1. Eén van de vier leden van de magistraat (dagelijks bestuur) van een stad met stadsrecht vóór 1809, in Drenthe alleen Coevorden.
2. Eén van de drie leden van het dagelijks bestuur van de drie steden Assen, Coevorden en Meppel in de periode 1815-1824.
3. Vanaf 1809 in Assen voorzitter van het dagelijks bestuur van de gemeente; vanaf 1811 hoofd van de gemeente onder de Franse titel maire, geassisteerd door een adjoinct. Na de inlijving bij Frankrijk in 1811 werd de Franse wetgeving van kracht. Daardoor werd de voertaal in het bestuur het Frans en veranderden de inhoud en de benamingen van bestuursfuncties. De schulte werd aldus maire. De belangrijkste verschillen waren dat de maire hoofd van de municipalité (gemeente) werd, geen rechterlijke of notariële functies meer mocht uitoefenen en onbezoldigd was. De Franse regelingen bleven na het verdrijven van de Fransen in 1813-1814 ongewijzigd van kracht, al werden voertaal en functiebenamingen weer Nederlands. Vanaf 1814 heette de maire buiten Assen, Coevorden en Meppel weer schulte en vanaf 1819 schout.

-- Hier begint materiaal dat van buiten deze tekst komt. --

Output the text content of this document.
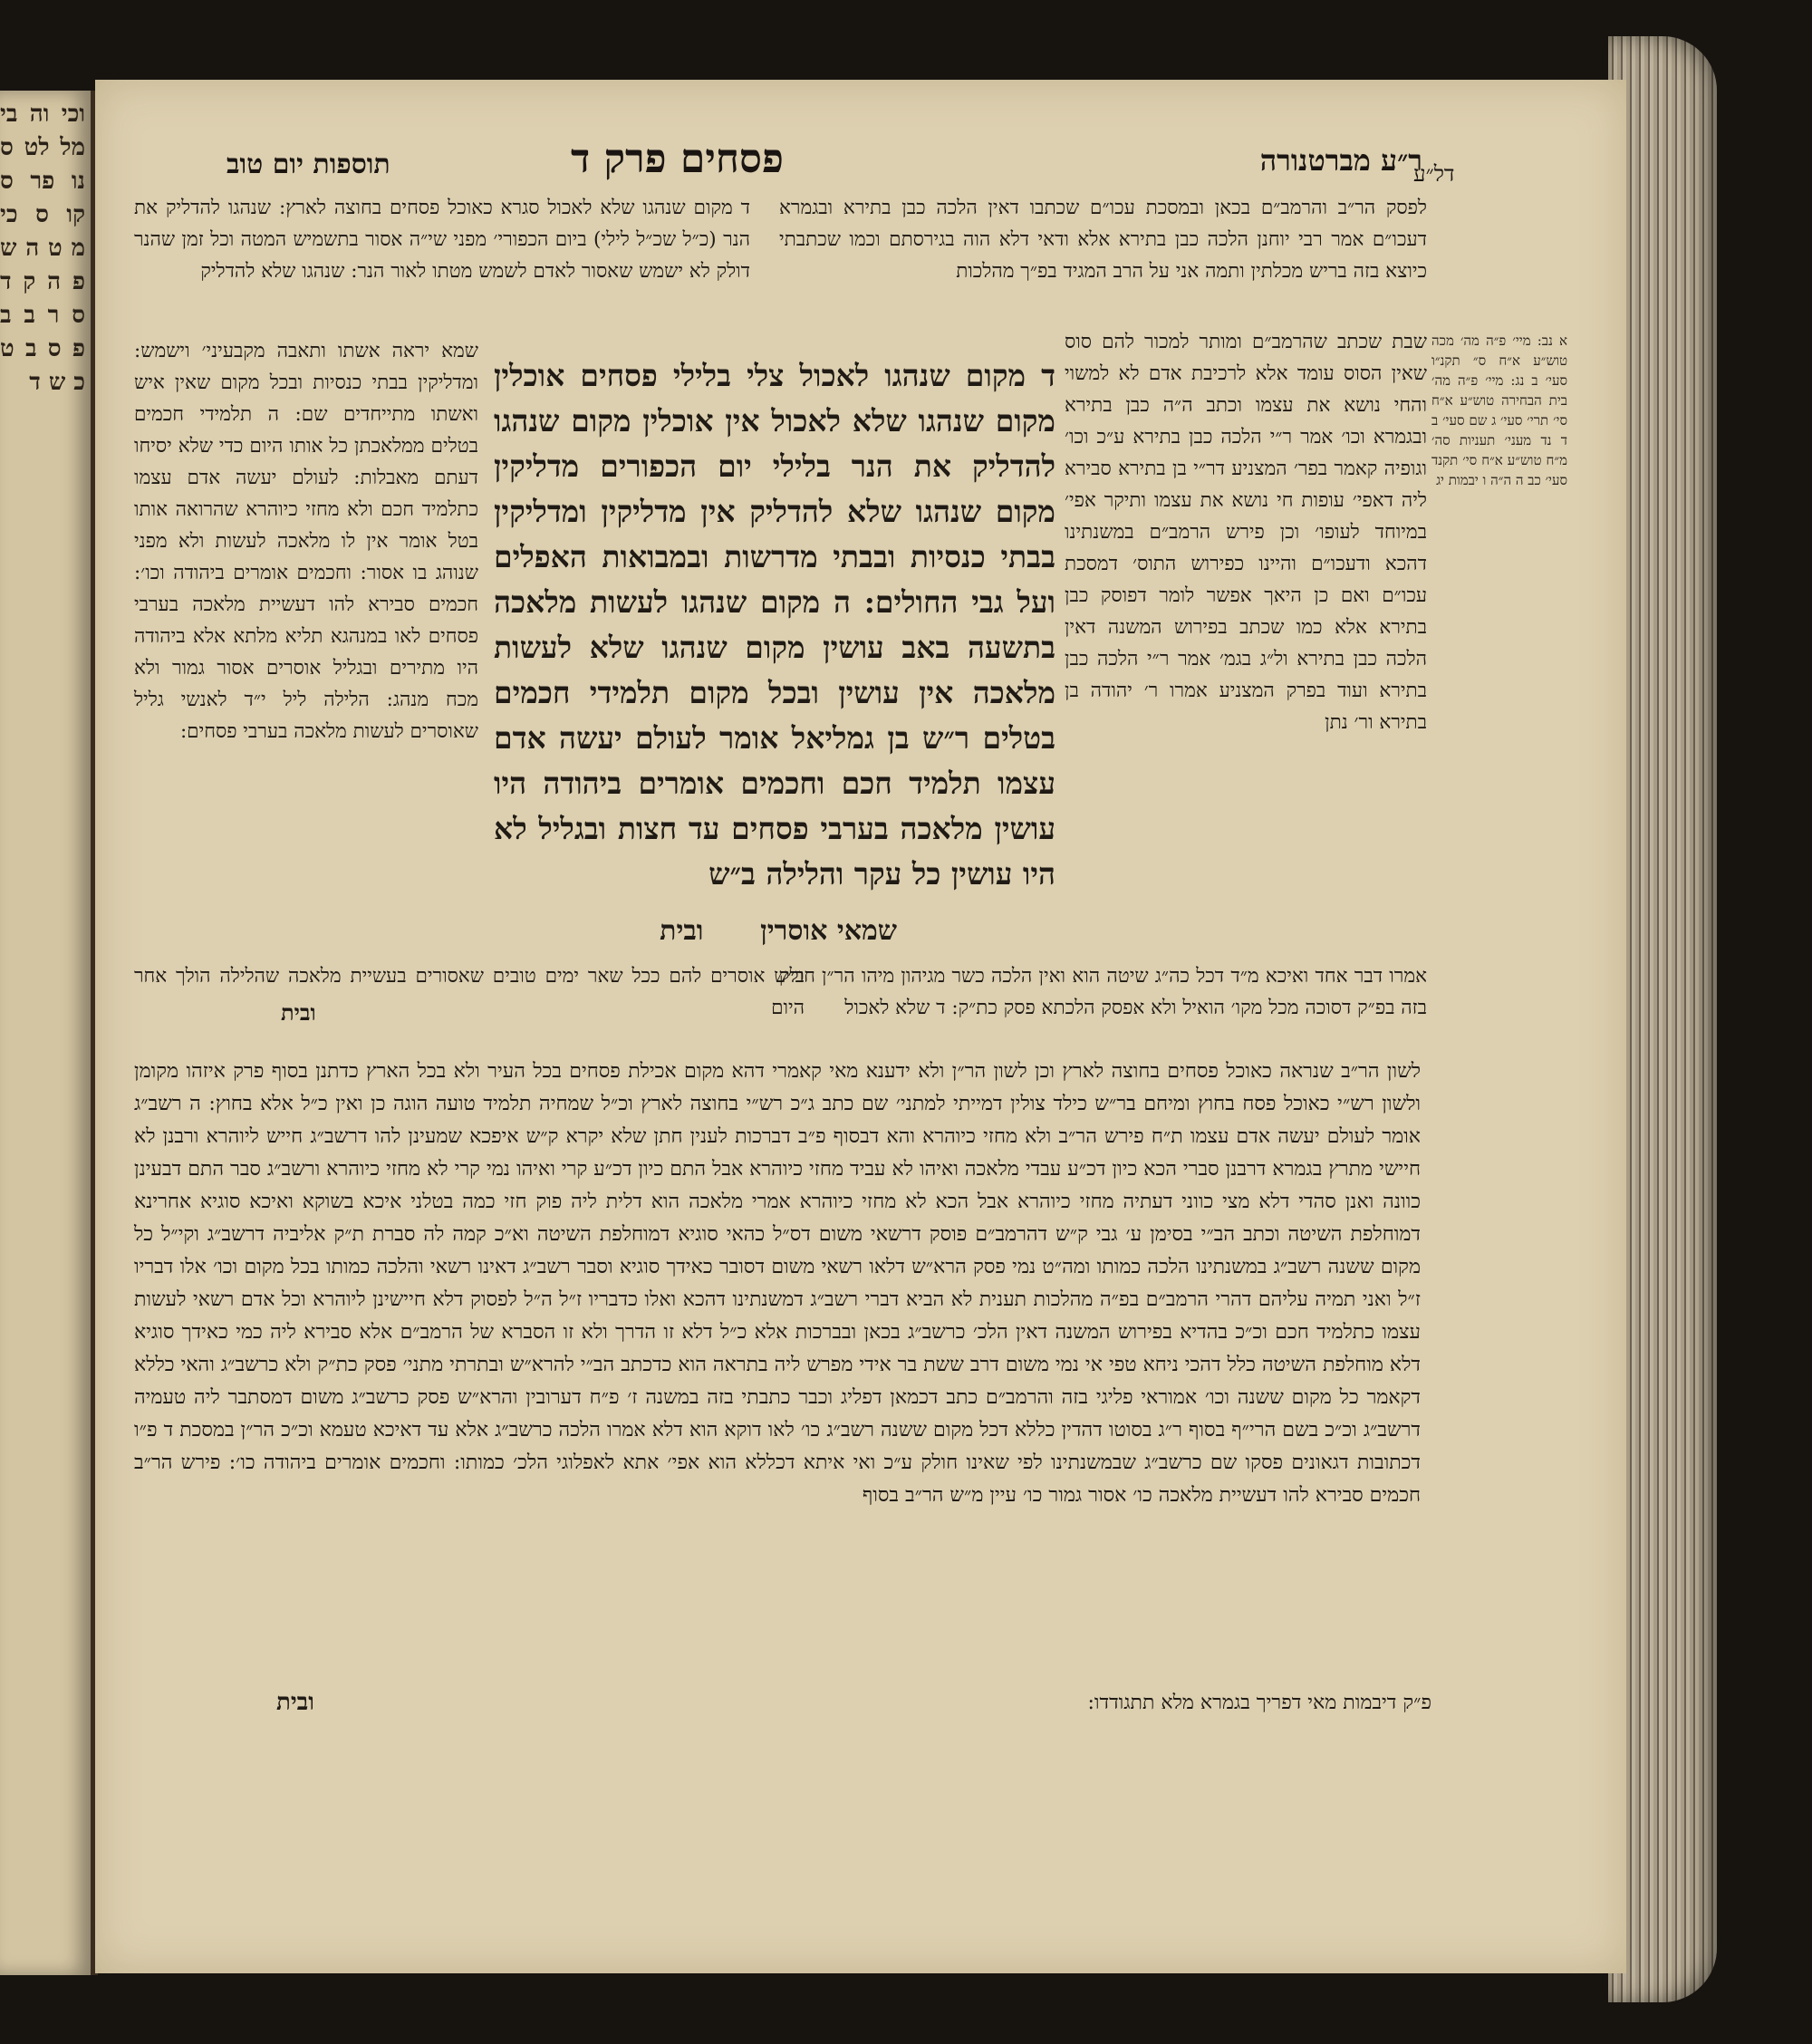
וכי וה בי מל לט ס נו פר ס קו ס כי מ ט ה ש פ ה ק ד ס ר ב ב פ ס ב ט כ ש ד
תוספות יום טוב	פסחים פרק ד	ר״ע מברטנורה
דל״ע

ד מקום שנהגו שלא לאכול סגרא כאוכל פסחים בחוצה לארץ: שנהגו להדליק את הנר (כ״ל שכ״ל לילי) ביום הכפורי׳ מפני שי״ה אסור בתשמיש המטה וכל זמן שהנר דולק לא ישמש שאסור לאדם לשמש מטתו לאור הנר: שנהגו שלא להדליק

לפסק הר״ב והרמב״ם בכאן ובמסכת עכו״ם שכתבו דאין הלכה כבן בתירא ובגמרא דעכו״ם אמר רבי יוחנן הלכה כבן בתירא אלא ודאי דלא הוה בגירסתם וכמו שכתבתי כיוצא בזה בריש מכלתין ותמה אני על הרב המגיד בפ״ך מהלכות

שמא יראה אשתו ותאבה מקבעיני׳ וישמש: ומדליקין בבתי כנסיות ובכל מקום שאין איש ואשתו מתייחדים שם: ה תלמידי חכמים בטלים ממלאכתן כל אותו היום כדי שלא יסיחו דעתם מאבלות: לעולם יעשה אדם עצמו כתלמיד חכם ולא מחזי כיוהרא שהרואה אותו בטל אומר אין לו מלאכה לעשות ולא מפני שנוהג בו אסור: וחכמים אומרים ביהודה וכו׳: חכמים סבירא להו דעשיית מלאכה בערבי פסחים לאו במנהגא תליא מלתא אלא ביהודה היו מתירים ובגליל אוסרים אסור גמור ולא מכח מנהג: הלילה ליל י״ד לאנשי גליל שאוסרים לעשות מלאכה בערבי פסחים:

ד מקום שנהגו לאכול צלי בלילי פסחים אוכלין מקום שנהגו שלא לאכול אין אוכלין מקום שנהגו להדליק את הנר בלילי יום הכפורים מדליקין מקום שנהגו שלא להדליק אין מדליקין ומדליקין בבתי כנסיות ובבתי מדרשות ובמבואות האפלים ועל גבי החולים: ה מקום שנהגו לעשות מלאכה בתשעה באב עושין מקום שנהגו שלא לעשות מלאכה אין עושין ובכל מקום תלמידי חכמים בטלים ר״ש בן גמליאל אומר לעולם יעשה אדם עצמו תלמיד חכם וחכמים אומרים ביהודה היו עושין מלאכה בערבי פסחים עד חצות ובגליל לא היו עושין כל עקר והלילה ב״ש

שמאי אוסרין      ובית

שבת שכתב שהרמב״ם ומותר למכור להם סוס שאין הסוס עומד אלא לרכיבת אדם לא למשוי והחי נושא את עצמו וכתב ה״ה כבן בתירא ובגמרא וכו׳ אמר ר״י הלכה כבן בתירא ע״כ וכו׳ וגופיה קאמר בפר׳ המצניע דר״י בן בתירא סבירא ליה דאפי׳ עופות חי נושא את עצמו ותיקר אפי׳ במיוחד לעופו׳ וכן פירש הרמב״ם במשנתינו דהכא ודעכו״ם והיינו כפירוש התוס׳ דמסכת עכו״ם ואם כן היאך אפשר לומר דפוסק כבן בתירא אלא כמו שכתב בפירוש המשנה דאין הלכה כבן בתירא ול״ג בגמ׳ אמר ר״י הלכה כבן בתירא ועוד בפרק המצניע אמרו ר׳ יהודה בן בתירא ור׳ נתן

א נב: מיי׳ פ״ה מה׳ מכה טוש״ע א״ח ס״ תקנ״ו סעי׳ ב נג: מיי׳ פ״ה מה׳ בית הבחירה טוש״ע א״ח סי׳ תרי׳ סעי׳ ג שם סעי׳ ב ד נד מעני׳ תעניות סה׳ מ״ח טוש״ע א״ח סי׳ תקנד סעי׳ כב ה ה״ה ו יבמות יג

ב״ש אוסרים להם ככל שאר ימים טובים שאסורים בעשיית מלאכה שהלילה הולך אחר היום

ובית

אמרו דבר אחד ואיכא מ״ד דכל כה״ג שיטה הוא ואין הלכה כשר מגיהון מיהו הר״ן חולק בזה בפ״ק דסוכה מכל מקו׳ הואיל ולא אפסק הלכתא פסק כת״ק: ד שלא לאכול

לשון הר״ב שנראה כאוכל פסחים בחוצה לארץ וכן לשון הר״ן ולא ידענא מאי קאמרי דהא מקום אכילת פסחים בכל העיר ולא בכל הארץ כדתנן בסוף פרק איזהו מקומן ולשון רש״י כאוכל פסח בחוץ ומיחם בר״ש כילד צולין דמייתי למתני׳ שם כתב ג״כ רש״י בחוצה לארץ וכ״ל שמחיה תלמיד טועה הוגה כן ואין כ״ל אלא בחוץ: ה רשב״ג אומר לעולם יעשה אדם עצמו ת״ח פירש הר״ב ולא מחזי כיוהרא והא דבסוף פ״ב דברכות לענין חתן שלא יקרא ק״ש איפכא שמעינן להו דרשב״ג חייש ליוהרא ורבנן לא חיישי מתרץ בגמרא דרבנן סברי הכא כיון דכ״ע עבדי מלאכה ואיהו לא עביד מחזי כיוהרא אבל התם כיון דכ״ע קרי ואיהו נמי קרי לא מחזי כיוהרא ורשב״ג סבר התם דבעינן כוונה ואנן סהדי דלא מצי כווני דעתיה מחזי כיוהרא אבל הכא לא מחזי כיוהרא אמרי מלאכה הוא דלית ליה פוק חזי כמה בטלני איכא בשוקא ואיכא סוגיא אחרינא דמוחלפת השיטה וכתב הב״י בסימן ע׳ גבי ק״ש דהרמב״ם פוסק דרשאי משום דס״ל כהאי סוגיא דמוחלפת השיטה וא״כ קמה לה סברת ת״ק אליביה דרשב״ג וקי״ל כל מקום ששנה רשב״ג במשנתינו הלכה כמותו ומה״ט נמי פסק הרא״ש דלאו רשאי משום דסובר כאידך סוגיא וסבר רשב״ג דאינו רשאי והלכה כמותו בכל מקום וכו׳ אלו דבריו ז״ל ואני תמיה עליהם דהרי הרמב״ם בפ״ה מהלכות תענית לא הביא דברי רשב״ג דמשנתינו דהכא ואלו כדבריו ז״ל ה״ל לפסוק דלא חיישינן ליוהרא וכל אדם רשאי לעשות עצמו כתלמיד חכם וכ״כ בהדיא בפירוש המשנה דאין הלכ׳ כרשב״ג בכאן ובברכות אלא כ״ל דלא זו הדרך ולא זו הסברא של הרמב״ם אלא סבירא ליה כמי כאידך סוגיא דלא מוחלפת השיטה כלל דהכי ניחא טפי אי נמי משום דרב ששת בר אידי מפרש ליה בתראה הוא כדכתב הב״י להרא״ש ובתרתי מתני׳ פסק כת״ק ולא כרשב״ג והאי כללא דקאמר כל מקום ששנה וכו׳ אמוראי פליגי בזה והרמב״ם כתב דכמאן דפליג וכבר כתבתי בזה במשנה ז׳ פ״ח דערובין והרא״ש פסק כרשב״ג משום דמסתבר ליה טעמיה דרשב״ג וכ״כ בשם הרי״ף בסוף ר״ג בסוטו דהדין כללא דכל מקום ששנה רשב״ג כו׳ לאו דוקא הוא דלא אמרו הלכה כרשב״ג אלא עד דאיכא טעמא וכ״כ הר״ן במסכת ד פ״ו דכתובות דגאונים פסקו שם כרשב״ג שבמשנתינו לפי שאינו חולק ע״כ ואי איתא דכללא הוא אפי׳ אתא לאפלוגי הלכ׳ כמותו: וחכמים אומרים ביהודה כו׳: פירש הר״ב חכמים סבירא להו דעשיית מלאכה כו׳ אסור גמור כו׳ עיין מ״ש הר״ב בסוף

ובית	פ״ק דיבמות מאי דפריך בגמרא מלא תתגודדו:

4. De bestuursreglementen van 1824 (voor de drie steden) en 1825 (voor het platteland) maakten de titel burgemeester als hoofd of voorzitter van het bestuur definitief, want deze is ook in de gemeentewet van 1851 gehandhaafd. De burgemeesters (onder 1) werden aangewezen door coöptatie, de overigen benoemd door de koning of keizer (Napoleon), in de jaren 1815-1824 na voordracht door en uit de gemeenteraad. In Hoogeveen en Smilde werd een voordracht tot 1851 gedaan volgens een toerbeurtensysteem door de erfgenamen van de voormalige heren van Echten en Hoogersmilde.
De burgemeester was vanaf 1811 het hoofd van het dagelijks bestuur, met als bijzondere taken de openbare orde en de assistentie van rijksambtenaren. Na 1838 werd hij voor zijn strafrechtelijk werk aangeduid als hulpofficier van justitie. Doordat de burgemeester het notariaat niet meer in zijn eigen gemeente mocht uitoefenen, mocht hij buiten de eigen gemeente wonen, wanneer hij elders notaris was. De combinatie was om financiële reden noodzakelijk, want de burgemeester werd vanaf 1811 niet gesalarieerd, en na 1814 alleen als de gouverneur P. Hofstede hem goed gezind was. De burgemeester werd dus geacht eigen inkomsten te hebben. Vanaf 1819 verbeterde deze situatie geleidelijk, maar ook na de invoering van de gemeentewet in 1851 werd het burgemeesterschap ten plattelande niet als fulltime functie beschouwd. In plaats van plaatselijke notabelen benoemde men er na 1851 lange tijd bij voorkeur mensen met een basisinkomen uit een militair of koloniaal pensioen. Bovendien werd de burgemeester nog lang tevens als gemeentesecretaris aangesteld. Pas wanneer een gemeente meer dan ca. 3000 inwoners had, werden de functies gesplitst. Dit gebeurde het laatst in Nijeveen (1980).